As I am not an expert I should look into the following basic factors in order to choose the right driver for HiFi high quality system are the following :
Fs should be very low to give the bass sounds Bellow 50Hz
Sensitivity Above 94dB to get high efficiency with low power amps
Qms should be high above 6, means that the material inside the driver have low mass and so easy to move when played in low volumes
Xmas between 4 and 6mm? large
Qts should be low around 0,4 inorder to have good quality driver that produce good low frequencies with small enclosures
Vas in air volume indicate the stiffness of the driver and so optimal volume of the enclosure Related to qts (!!). Low stiffness is good for HiFi large drivers therefore large Vas.. should I say 22liters (enclosure should be more than 22Liters) - for 12" or 15" hifi driver with Fs35Hz and Qts 0.4

What do you think
 
Packing large drivers into a small volume seems convenient, but I'm wary of all the compromises. Like high MMS to bring the tuning frequency down, reduced VAS (which brings it back up) to keep the coil centred, reduced sensitivity from having to push the higher mass, increased amplifier power, increased stresses in the motor, increased inductance and coil mass and diameter to keep itself cool... Taken to the extreme, you gain a subwoofer, but lose a woofer with decent mid-range capability.

So I'm looking at Eminence Alpha 12A's, which would be perfect for a big 2-way if only the magnet had more grunt for sealed boxes. To get bass extension, it looks like they need either 100L+ or to be used as a dipole. For low power it would probably be extremely clean and offer a really nice mid-range too -- looking at the low cone mass.

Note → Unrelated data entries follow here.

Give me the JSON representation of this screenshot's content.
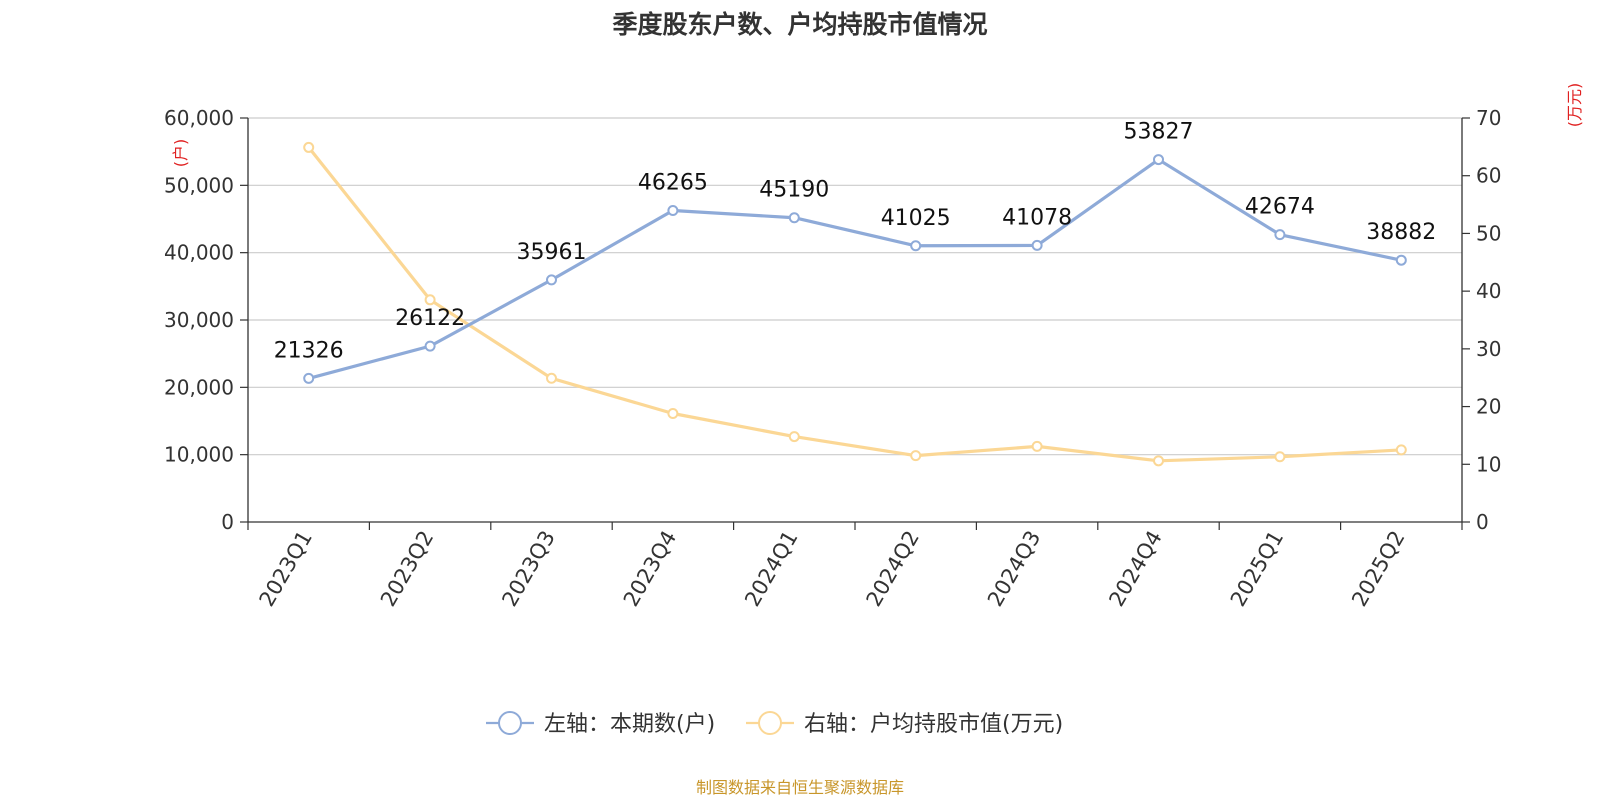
{
  "chart_data": {
    "type": "line",
    "title": "季度股东户数、户均持股市值情况",
    "categories": [
      "2023Q1",
      "2023Q2",
      "2023Q3",
      "2023Q4",
      "2024Q1",
      "2024Q2",
      "2024Q3",
      "2024Q4",
      "2025Q1",
      "2025Q2"
    ],
    "series": [
      {
        "name": "左轴：本期数(户)",
        "axis": "left",
        "color": "#8eaad8",
        "values": [
          21326,
          26122,
          35961,
          46265,
          45190,
          41025,
          41078,
          53827,
          42674,
          38882
        ],
        "data_labels": [
          "21326",
          "26122",
          "35961",
          "46265",
          "45190",
          "41025",
          "41078",
          "53827",
          "42674",
          "38882"
        ]
      },
      {
        "name": "右轴：户均持股市值(万元)",
        "axis": "right",
        "color": "#fbd795",
        "values": [
          64.9,
          38.5,
          24.9,
          18.8,
          14.8,
          11.5,
          13.1,
          10.6,
          11.3,
          12.5
        ]
      }
    ],
    "y_left": {
      "unit_label": "(户)",
      "range": [
        0,
        60000
      ],
      "ticks": [
        0,
        10000,
        20000,
        30000,
        40000,
        50000,
        60000
      ],
      "tick_labels": [
        "0",
        "10,000",
        "20,000",
        "30,000",
        "40,000",
        "50,000",
        "60,000"
      ]
    },
    "y_right": {
      "unit_label": "(万元)",
      "range": [
        0,
        70
      ],
      "ticks": [
        0,
        10,
        20,
        30,
        40,
        50,
        60,
        70
      ],
      "tick_labels": [
        "0",
        "10",
        "20",
        "30",
        "40",
        "50",
        "60",
        "70"
      ]
    },
    "grid": true,
    "legend_position": "bottom",
    "unit_color": "#e02020"
  },
  "source_note": "制图数据来自恒生聚源数据库",
  "source_color": "#c8962a"
}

The Beta 12A-2 looks a bit more versatile in sealed boxes, and the Deltalite II 2025 looks even better with the lower inductance, and the Basslite S2012 somewhere in between.

In my comparisons I'm basically ignoring frequency response at higher frequencies, because I'd be shaping it with active XOs anyway. A Linkwitz transform could be used to augment bass roll-off, but I don't like that idea. Every 3 dB of boost is a doubling of power.
 
Can a speaker from an average/good home hi-fi system be used as a guitar speaker?

No crossovers, just replacing one for the other, after building n open back enclosure.

Are they mechanically or physically different?
Guitar speaker cabinets must be very rugged because they are moved so often, and heavily built if they house high-power speakers. Of course some players use low power speakers and put a mic right in front and run the signal into the Public Address system.

Another factor is that home stereo speakers generally will aim at a pretty even frequency response, while with guitar speakers pretty much anything goes. As long as it sounds good to the player, the numbers don’t matter so much. Formants can sound really, really good in certain keys!